This week, the Ugandan president signed an anti-LGBTQ+ law that has been condemned as a ‘permission slip for hate and dehumanization’. The law imposes the death penalty or life imprisonment for ‘certain same-sex acts’, up to 20 years in prison for ‘recruitment, promotion and funding’ of same-sex ‘activities’ and a 14 year sentence for anyone convicted of ‘attempted aggravated homosexuality’ (Guardian 2023). This law criminalizes people who have been identified as LGBTQ+, and such measures have serious implications for organizations involved in the development and use of platforms and databases for collecting, storing, and sharing identity data.
The criminalisation of LGBTQ+ identities is not unique to Uganda, or unique to the 2023 Act. The criminalization of these communities takes place in many countries around the world. In Africa alone, only 22 of its 54 nations allow homosexuality (Reuters, 2023) and there are many cases from the 64 countries that criminalize homosexuality (BBC 2023) where LGBTQ+ people have been convicted for their mere existence. In 2010, a Malawian gay couple was sentenced to 14 years in prison (UN 2010) and the following year, a gay man in Cameroon was arrested in connection with a text message he sent to another man where he said ‘I’m very much in love with you’ (Guardian 2014). In 2023, a gay Chinese blogger was arrested in Russia for publishing a blog post that was deemed to violate the so-called same-sex ‘propaganda’ law simply for suggesting that a gay sexual orientation is normal (CNN 2023).
The criminalisation of LGBTQ+ identities creates a core tension for database owners who collect and store personally identifiable data who operate in these countries. Typically, the security measures around data handling exist to ensure that personal data does not fall into the wrong hands, where it can be used unlawfully. However, in the context of Uganda in the wake of the anti-homosexuality Act, it is the legislation itself that dictates that LGBTQ+ people must be identified and criminal proceedings be brought against them. Enforcing such a law requires evidence to prove that an individual is engaged in same-sex acts, or has been conducting activities that could be viewed as being the ‘recruitment, promotion and funding’ of LGBTQ+ identities (Guardian 2023). Such evidence needs identity data, which makes databases with identity data a potential source where such evidence could be drawn from or inferred.
Data that can be used to provide insight into a person’s behaviour or practices can potentially be used to infer their sexuality or their gender identity. Such data can come from healthcare, from population census data, and from public health surveillance. It can come from the connections and interactions people have on social media. It can even come from GPS trackers used to determine whether a person has attended an LGBTQ+ centre or correlated with other data to infer who the individual has met.
Since identity data can be used to identify LGBTQ+ identities, database owners are faced with a challenging dilemma. They need to conduct their work and safeguard the identities of the persons whose data they store, whilst also complying with national legislation and with the demands of the government.

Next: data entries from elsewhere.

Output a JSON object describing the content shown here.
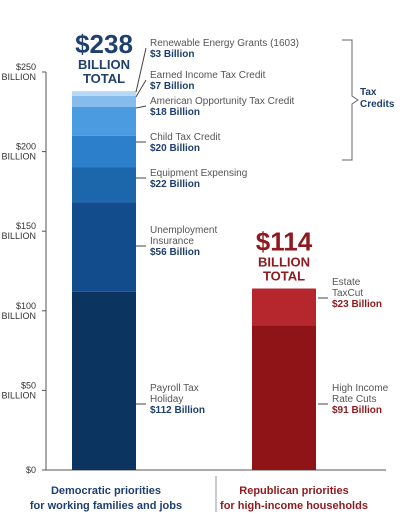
{
  "chart_data": {
    "type": "bar",
    "stacked": true,
    "y_unit": "BILLION",
    "ylim": [
      0,
      250
    ],
    "yticks": [
      {
        "value": 0,
        "label": "$0"
      },
      {
        "value": 50,
        "label": "$50",
        "sub": "BILLION"
      },
      {
        "value": 100,
        "label": "$100",
        "sub": "BILLION"
      },
      {
        "value": 150,
        "label": "$150",
        "sub": "BILLION"
      },
      {
        "value": 200,
        "label": "$200",
        "sub": "BILLION"
      },
      {
        "value": 250,
        "label": "$250",
        "sub": "BILLION"
      }
    ],
    "bars": [
      {
        "category": [
          "Democratic priorities",
          "for working families and jobs"
        ],
        "total": {
          "value": "$238",
          "lines": [
            "BILLION",
            "TOTAL"
          ]
        },
        "color": "#1f3f6e",
        "segments": [
          {
            "name": [
              "Payroll Tax",
              "Holiday"
            ],
            "value": 112,
            "value_label": "$112 Billion",
            "color": "#0c3461"
          },
          {
            "name": [
              "Unemployment",
              "Insurance"
            ],
            "value": 56,
            "value_label": "$56 Billion",
            "color": "#124c8c"
          },
          {
            "name": [
              "Equipment Expensing"
            ],
            "value": 22,
            "value_label": "$22 Billion",
            "color": "#1c66ac"
          },
          {
            "name": [
              "Child Tax Credit"
            ],
            "value": 20,
            "value_label": "$20 Billion",
            "color": "#2c7fcb"
          },
          {
            "name": [
              "American Opportunity Tax Credit"
            ],
            "value": 18,
            "value_label": "$18 Billion",
            "color": "#4a9be0"
          },
          {
            "name": [
              "Earned Income Tax Credit"
            ],
            "value": 7,
            "value_label": "$7 Billion",
            "color": "#86bcec"
          },
          {
            "name": [
              "Renewable Energy Grants (1603)"
            ],
            "value": 3,
            "value_label": "$3 Billion",
            "color": "#b9d8f5"
          }
        ]
      },
      {
        "category": [
          "Republican priorities",
          "for high-income households"
        ],
        "total": {
          "value": "$114",
          "lines": [
            "BILLION",
            "TOTAL"
          ]
        },
        "color": "#8e1a1f",
        "segments": [
          {
            "name": [
              "High Income",
              "Rate Cuts"
            ],
            "value": 91,
            "value_label": "$91 Billion",
            "color": "#8e1418"
          },
          {
            "name": [
              "Estate",
              "TaxCut"
            ],
            "value": 23,
            "value_label": "$23 Billion",
            "color": "#b5272c"
          }
        ]
      }
    ],
    "bracket": {
      "label": [
        "Tax",
        "Credits"
      ],
      "segments": [
        "Child Tax Credit",
        "American Opportunity Tax Credit",
        "Earned Income Tax Credit",
        "Renewable Energy Grants (1603)"
      ]
    }
  }
}
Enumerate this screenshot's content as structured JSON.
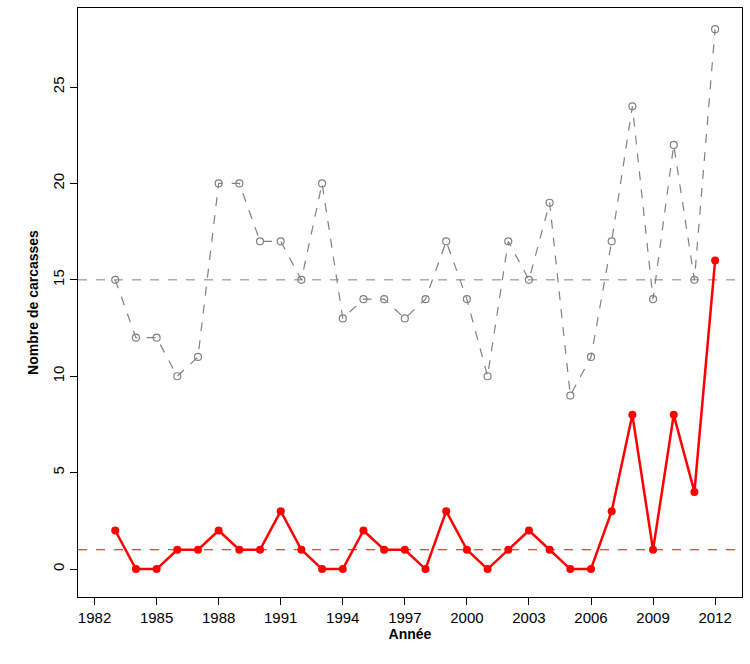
{
  "chart_data": {
    "type": "line",
    "x_label": "Année",
    "y_label": "Nombre de carcasses",
    "x": [
      1983,
      1984,
      1985,
      1986,
      1987,
      1988,
      1989,
      1990,
      1991,
      1992,
      1993,
      1994,
      1995,
      1996,
      1997,
      1998,
      1999,
      2000,
      2001,
      2002,
      2003,
      2004,
      2005,
      2006,
      2007,
      2008,
      2009,
      2010,
      2011,
      2012
    ],
    "series": [
      {
        "color": "#808080",
        "line_style": "dashed",
        "marker": "open_circle",
        "values": [
          15,
          12,
          12,
          10,
          11,
          20,
          20,
          17,
          17,
          15,
          20,
          13,
          14,
          14,
          13,
          14,
          17,
          14,
          10,
          17,
          15,
          19,
          9,
          11,
          17,
          24,
          14,
          22,
          15,
          28
        ]
      },
      {
        "color": "#ff0000",
        "line_style": "solid",
        "marker": "filled_circle",
        "values": [
          2,
          0,
          0,
          1,
          1,
          2,
          1,
          1,
          3,
          1,
          0,
          0,
          2,
          1,
          1,
          0,
          3,
          1,
          0,
          1,
          2,
          1,
          0,
          0,
          3,
          8,
          1,
          8,
          4,
          16
        ]
      }
    ],
    "reference_lines": [
      {
        "value": 15,
        "color": "#808080",
        "line_style": "dashed"
      },
      {
        "value": 1,
        "color": "#ff0000",
        "line_style": "dashed"
      }
    ],
    "xlim": [
      1981.2,
      2013.3
    ],
    "xticks": [
      1982,
      1985,
      1988,
      1991,
      1994,
      1997,
      2000,
      2003,
      2006,
      2009,
      2012
    ],
    "ylim": [
      -1.45,
      29.1
    ],
    "yticks": [
      0,
      5,
      10,
      15,
      20,
      25
    ],
    "grid": false
  }
}
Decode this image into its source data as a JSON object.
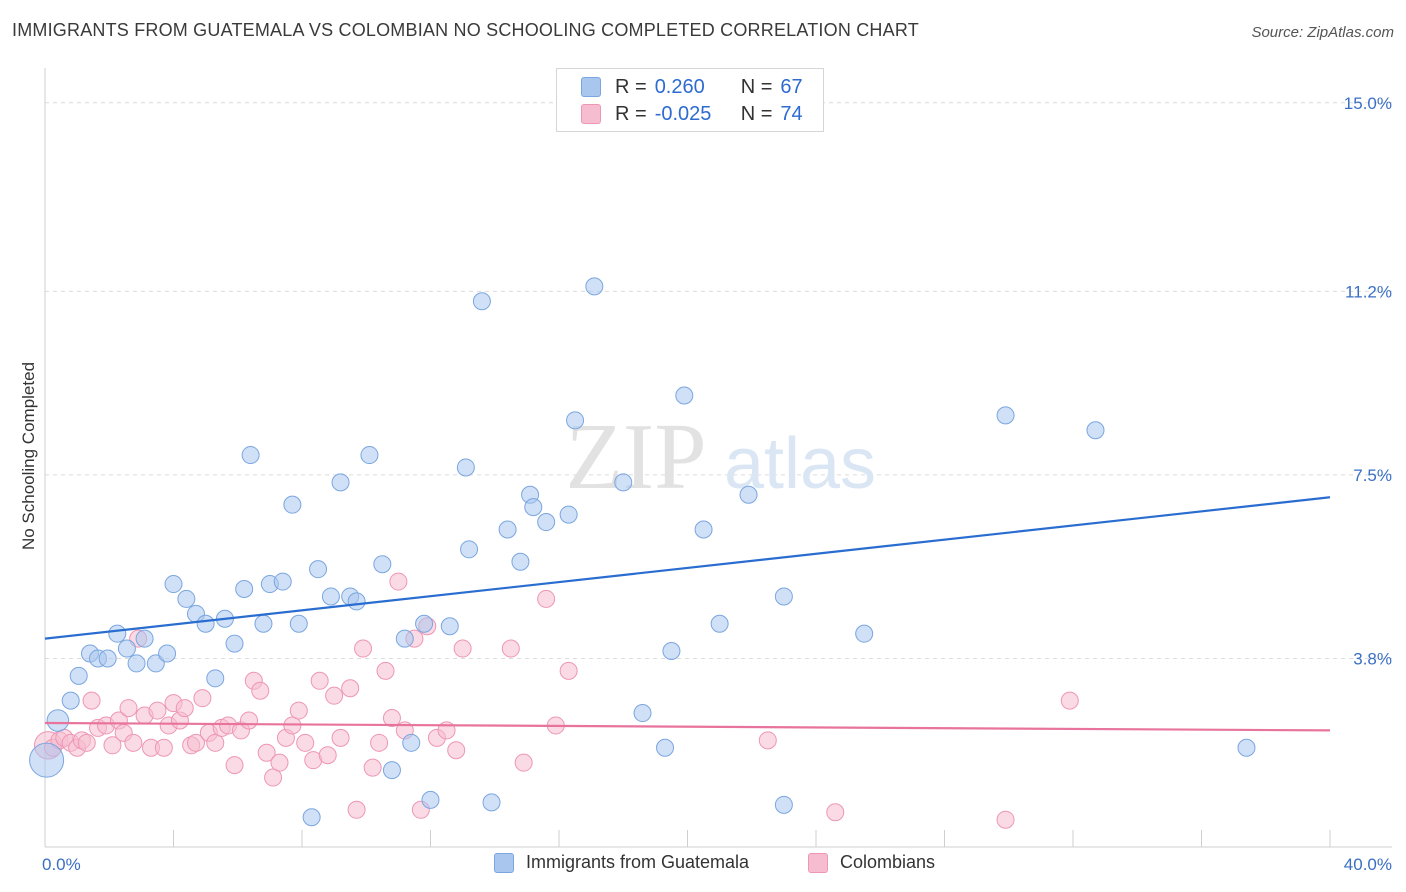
{
  "header": {
    "title": "IMMIGRANTS FROM GUATEMALA VS COLOMBIAN NO SCHOOLING COMPLETED CORRELATION CHART",
    "source": "Source: ZipAtlas.com"
  },
  "watermark": {
    "part1": "ZIP",
    "part2": "atlas"
  },
  "colors": {
    "blue_fill": "#a9c7ee",
    "blue_stroke": "#7aa6e0",
    "blue_line": "#2a6dd0",
    "pink_fill": "#f6bdd0",
    "pink_stroke": "#ee96b4",
    "pink_line": "#e8739c",
    "accent_text": "#2e6bd1"
  },
  "legend": {
    "rows": [
      {
        "r_label": "R =",
        "r_value": "0.260",
        "n_label": "N =",
        "n_value": "67"
      },
      {
        "r_label": "R =",
        "r_value": "-0.025",
        "n_label": "N =",
        "n_value": "74"
      }
    ]
  },
  "bottom_legend": {
    "series1": "Immigrants from Guatemala",
    "series2": "Colombians"
  },
  "chart_data": {
    "type": "scatter",
    "title": "IMMIGRANTS FROM GUATEMALA VS COLOMBIAN NO SCHOOLING COMPLETED CORRELATION CHART",
    "xlabel": "",
    "ylabel": "No Schooling Completed",
    "xlim": [
      0,
      40
    ],
    "ylim": [
      0,
      15.5
    ],
    "x_tick_labels": [
      "0.0%",
      "40.0%"
    ],
    "y_ticks": [
      3.8,
      7.5,
      11.2,
      15.0
    ],
    "y_tick_labels": [
      "3.8%",
      "7.5%",
      "11.2%",
      "15.0%"
    ],
    "grid": true,
    "series": [
      {
        "name": "Immigrants from Guatemala",
        "R": 0.26,
        "N": 67,
        "trend": {
          "x": [
            0,
            40
          ],
          "y": [
            4.2,
            7.05
          ]
        },
        "points": [
          [
            0.05,
            1.75
          ],
          [
            0.4,
            2.55
          ],
          [
            0.8,
            2.95
          ],
          [
            1.05,
            3.45
          ],
          [
            1.4,
            3.9
          ],
          [
            1.65,
            3.8
          ],
          [
            1.95,
            3.8
          ],
          [
            2.25,
            4.3
          ],
          [
            2.55,
            4.0
          ],
          [
            2.85,
            3.7
          ],
          [
            3.1,
            4.2
          ],
          [
            3.45,
            3.7
          ],
          [
            3.8,
            3.9
          ],
          [
            4.0,
            5.3
          ],
          [
            4.4,
            5.0
          ],
          [
            4.7,
            4.7
          ],
          [
            5.0,
            4.5
          ],
          [
            5.3,
            3.4
          ],
          [
            5.6,
            4.6
          ],
          [
            5.9,
            4.1
          ],
          [
            6.2,
            5.2
          ],
          [
            6.4,
            7.9
          ],
          [
            6.8,
            4.5
          ],
          [
            7.0,
            5.3
          ],
          [
            7.4,
            5.35
          ],
          [
            7.7,
            6.9
          ],
          [
            7.9,
            4.5
          ],
          [
            8.3,
            0.6
          ],
          [
            8.5,
            5.6
          ],
          [
            8.9,
            5.05
          ],
          [
            9.2,
            7.35
          ],
          [
            9.5,
            5.05
          ],
          [
            9.7,
            4.95
          ],
          [
            10.1,
            7.9
          ],
          [
            10.5,
            5.7
          ],
          [
            10.8,
            1.55
          ],
          [
            11.2,
            4.2
          ],
          [
            11.4,
            2.1
          ],
          [
            11.8,
            4.5
          ],
          [
            12.0,
            0.95
          ],
          [
            12.6,
            4.45
          ],
          [
            13.1,
            7.65
          ],
          [
            13.2,
            6.0
          ],
          [
            13.6,
            11.0
          ],
          [
            13.9,
            0.9
          ],
          [
            14.4,
            6.4
          ],
          [
            14.8,
            5.75
          ],
          [
            15.1,
            7.1
          ],
          [
            15.2,
            6.85
          ],
          [
            15.6,
            6.55
          ],
          [
            16.3,
            6.7
          ],
          [
            16.5,
            8.6
          ],
          [
            17.1,
            11.3
          ],
          [
            18.0,
            7.35
          ],
          [
            18.6,
            2.7
          ],
          [
            19.3,
            2.0
          ],
          [
            19.5,
            3.95
          ],
          [
            19.9,
            9.1
          ],
          [
            20.5,
            6.4
          ],
          [
            21.0,
            4.5
          ],
          [
            21.9,
            7.1
          ],
          [
            23.0,
            0.85
          ],
          [
            23.0,
            5.05
          ],
          [
            25.5,
            4.3
          ],
          [
            29.9,
            8.7
          ],
          [
            32.7,
            8.4
          ],
          [
            37.4,
            2.0
          ]
        ],
        "point_size": [
          4,
          1.6,
          1,
          1,
          1,
          1,
          1,
          1,
          1,
          1,
          1,
          1,
          1,
          1,
          1,
          1,
          1,
          1,
          1,
          1,
          1,
          1,
          1,
          1,
          1,
          1,
          1,
          1,
          1,
          1,
          1,
          1,
          1,
          1,
          1,
          1,
          1,
          1,
          1,
          1,
          1,
          1,
          1,
          1,
          1,
          1,
          1,
          1,
          1,
          1,
          1,
          1,
          1,
          1,
          1,
          1,
          1,
          1,
          1,
          1,
          1,
          1,
          1,
          1,
          1,
          1,
          1
        ]
      },
      {
        "name": "Colombians",
        "R": -0.025,
        "N": 74,
        "trend": {
          "x": [
            0,
            40
          ],
          "y": [
            2.5,
            2.35
          ]
        },
        "points": [
          [
            0.1,
            2.05
          ],
          [
            0.25,
            2.0
          ],
          [
            0.45,
            2.15
          ],
          [
            0.6,
            2.2
          ],
          [
            0.8,
            2.1
          ],
          [
            1.0,
            2.0
          ],
          [
            1.15,
            2.15
          ],
          [
            1.3,
            2.1
          ],
          [
            1.45,
            2.95
          ],
          [
            1.65,
            2.4
          ],
          [
            1.9,
            2.45
          ],
          [
            2.1,
            2.05
          ],
          [
            2.3,
            2.55
          ],
          [
            2.45,
            2.3
          ],
          [
            2.6,
            2.8
          ],
          [
            2.75,
            2.1
          ],
          [
            2.9,
            4.2
          ],
          [
            3.1,
            2.65
          ],
          [
            3.3,
            2.0
          ],
          [
            3.5,
            2.75
          ],
          [
            3.7,
            2.0
          ],
          [
            3.85,
            2.45
          ],
          [
            4.0,
            2.9
          ],
          [
            4.2,
            2.55
          ],
          [
            4.35,
            2.8
          ],
          [
            4.55,
            2.05
          ],
          [
            4.7,
            2.1
          ],
          [
            4.9,
            3.0
          ],
          [
            5.1,
            2.3
          ],
          [
            5.3,
            2.1
          ],
          [
            5.5,
            2.4
          ],
          [
            5.7,
            2.45
          ],
          [
            5.9,
            1.65
          ],
          [
            6.1,
            2.35
          ],
          [
            6.35,
            2.55
          ],
          [
            6.5,
            3.35
          ],
          [
            6.7,
            3.15
          ],
          [
            6.9,
            1.9
          ],
          [
            7.1,
            1.4
          ],
          [
            7.3,
            1.7
          ],
          [
            7.5,
            2.2
          ],
          [
            7.7,
            2.45
          ],
          [
            7.9,
            2.75
          ],
          [
            8.1,
            2.1
          ],
          [
            8.35,
            1.75
          ],
          [
            8.55,
            3.35
          ],
          [
            8.8,
            1.85
          ],
          [
            9.0,
            3.05
          ],
          [
            9.2,
            2.2
          ],
          [
            9.5,
            3.2
          ],
          [
            9.7,
            0.75
          ],
          [
            9.9,
            4.0
          ],
          [
            10.2,
            1.6
          ],
          [
            10.4,
            2.1
          ],
          [
            10.6,
            3.55
          ],
          [
            10.8,
            2.6
          ],
          [
            11.0,
            5.35
          ],
          [
            11.2,
            2.35
          ],
          [
            11.5,
            4.2
          ],
          [
            11.7,
            0.75
          ],
          [
            11.9,
            4.45
          ],
          [
            12.2,
            2.2
          ],
          [
            12.5,
            2.35
          ],
          [
            12.8,
            1.95
          ],
          [
            13.0,
            4.0
          ],
          [
            14.5,
            4.0
          ],
          [
            14.9,
            1.7
          ],
          [
            15.6,
            5.0
          ],
          [
            15.9,
            2.45
          ],
          [
            16.3,
            3.55
          ],
          [
            22.5,
            2.15
          ],
          [
            24.6,
            0.7
          ],
          [
            29.9,
            0.55
          ],
          [
            31.9,
            2.95
          ]
        ],
        "point_size": [
          2.6,
          1,
          1,
          1,
          1,
          1,
          1,
          1,
          1,
          1,
          1,
          1,
          1,
          1,
          1,
          1,
          1,
          1,
          1,
          1,
          1,
          1,
          1,
          1,
          1,
          1,
          1,
          1,
          1,
          1,
          1,
          1,
          1,
          1,
          1,
          1,
          1,
          1,
          1,
          1,
          1,
          1,
          1,
          1,
          1,
          1,
          1,
          1,
          1,
          1,
          1,
          1,
          1,
          1,
          1,
          1,
          1,
          1,
          1,
          1,
          1,
          1,
          1,
          1,
          1,
          1,
          1,
          1,
          1,
          1,
          1,
          1,
          1,
          1
        ]
      }
    ]
  }
}
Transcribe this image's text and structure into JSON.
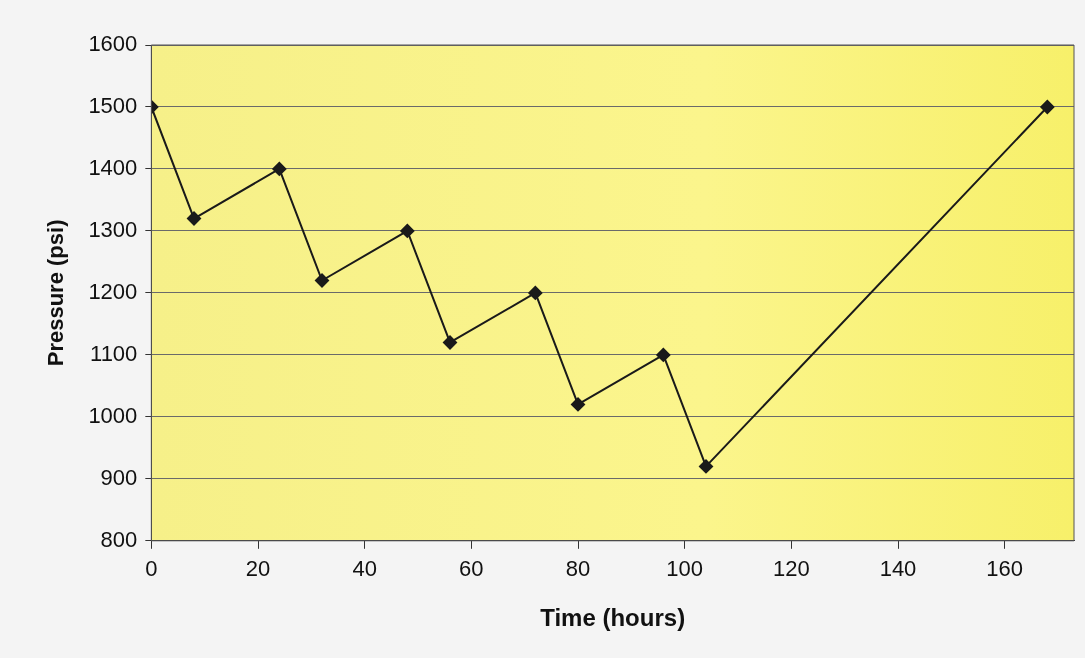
{
  "chart_data": {
    "type": "line",
    "xlabel": "Time (hours)",
    "ylabel": "Pressure (psi)",
    "x": [
      0,
      8,
      24,
      32,
      48,
      56,
      72,
      80,
      96,
      104,
      168
    ],
    "series": [
      {
        "color": "#1a1a1a",
        "values": [
          1500,
          1320,
          1400,
          1220,
          1300,
          1120,
          1200,
          1020,
          1100,
          920,
          1500
        ]
      }
    ],
    "xlim": [
      0,
      173
    ],
    "xticks": [
      0,
      20,
      40,
      60,
      80,
      100,
      120,
      140,
      160
    ],
    "ylim": [
      800,
      1600
    ],
    "yticks": [
      800,
      900,
      1000,
      1100,
      1200,
      1300,
      1400,
      1500,
      1600
    ],
    "grid": "y",
    "legend": false,
    "marker": "diamond",
    "line_style": "solid"
  }
}
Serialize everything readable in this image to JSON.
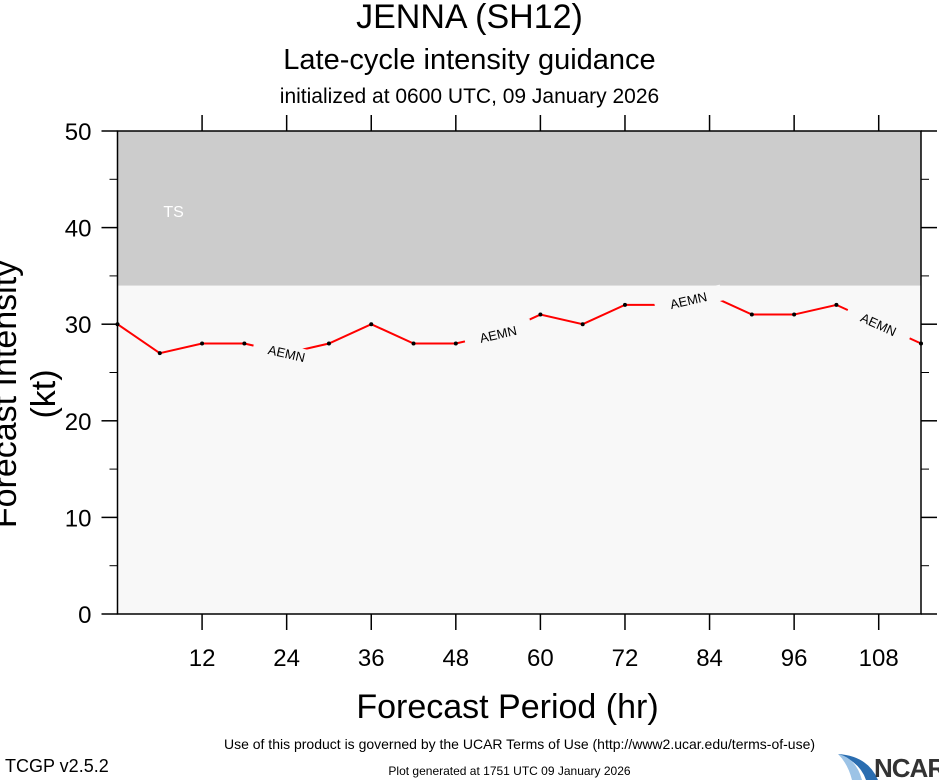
{
  "chart_data": {
    "type": "line",
    "title": "JENNA (SH12)",
    "subtitle": "Late-cycle intensity guidance",
    "subtitle2": "initialized at 0600 UTC, 09 January 2026",
    "xlabel": "Forecast Period (hr)",
    "ylabel": "Forecast Intensity (kt)",
    "xlim": [
      0,
      114
    ],
    "ylim": [
      0,
      50
    ],
    "xticks": [
      12,
      24,
      36,
      48,
      60,
      72,
      84,
      96,
      108
    ],
    "yticks": [
      0,
      10,
      20,
      30,
      40,
      50
    ],
    "grid": false,
    "bands": [
      {
        "label": "TS",
        "from": 34,
        "to": 50,
        "color": "#cccccc"
      }
    ],
    "background_color": "#f8f8f8",
    "series": [
      {
        "name": "AEMN",
        "color": "#ff0000",
        "x": [
          0,
          6,
          12,
          18,
          24,
          30,
          36,
          42,
          48,
          54,
          60,
          66,
          72,
          78,
          84,
          90,
          96,
          102,
          108,
          114
        ],
        "y": [
          30,
          27,
          28,
          28,
          27,
          28,
          30,
          28,
          28,
          29,
          31,
          30,
          32,
          32,
          33,
          31,
          31,
          32,
          30,
          28
        ],
        "label_at_x": [
          24,
          54,
          81,
          108
        ]
      }
    ]
  },
  "footer": {
    "terms": "Use of this product is governed by the UCAR Terms of Use (http://www2.ucar.edu/terms-of-use)",
    "version": "TCGP v2.5.2",
    "generated": "Plot generated at 1751 UTC   09 January 2026",
    "logo": "NCAR"
  }
}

Any database owner or platform owner whose tools collect and store such personal identifiable data must consider the implications of their work within this new legal landscape. In the current climate, if the Ugandan government calls on a database owner to share such identifiable data, the government could potentially use the legislation to make this demand. Sharing such data could expose LGBTQ+ people to risk of conviction under the Act.
Database owners have a responsibility to safeguard the personal data within their database that can be used to identify individuals. However, when a database owner operates within a country where an LGBTQ+ person’s identity is criminalized, they must consider the ethical implications of their work and plan for how this safeguarding can be ensured.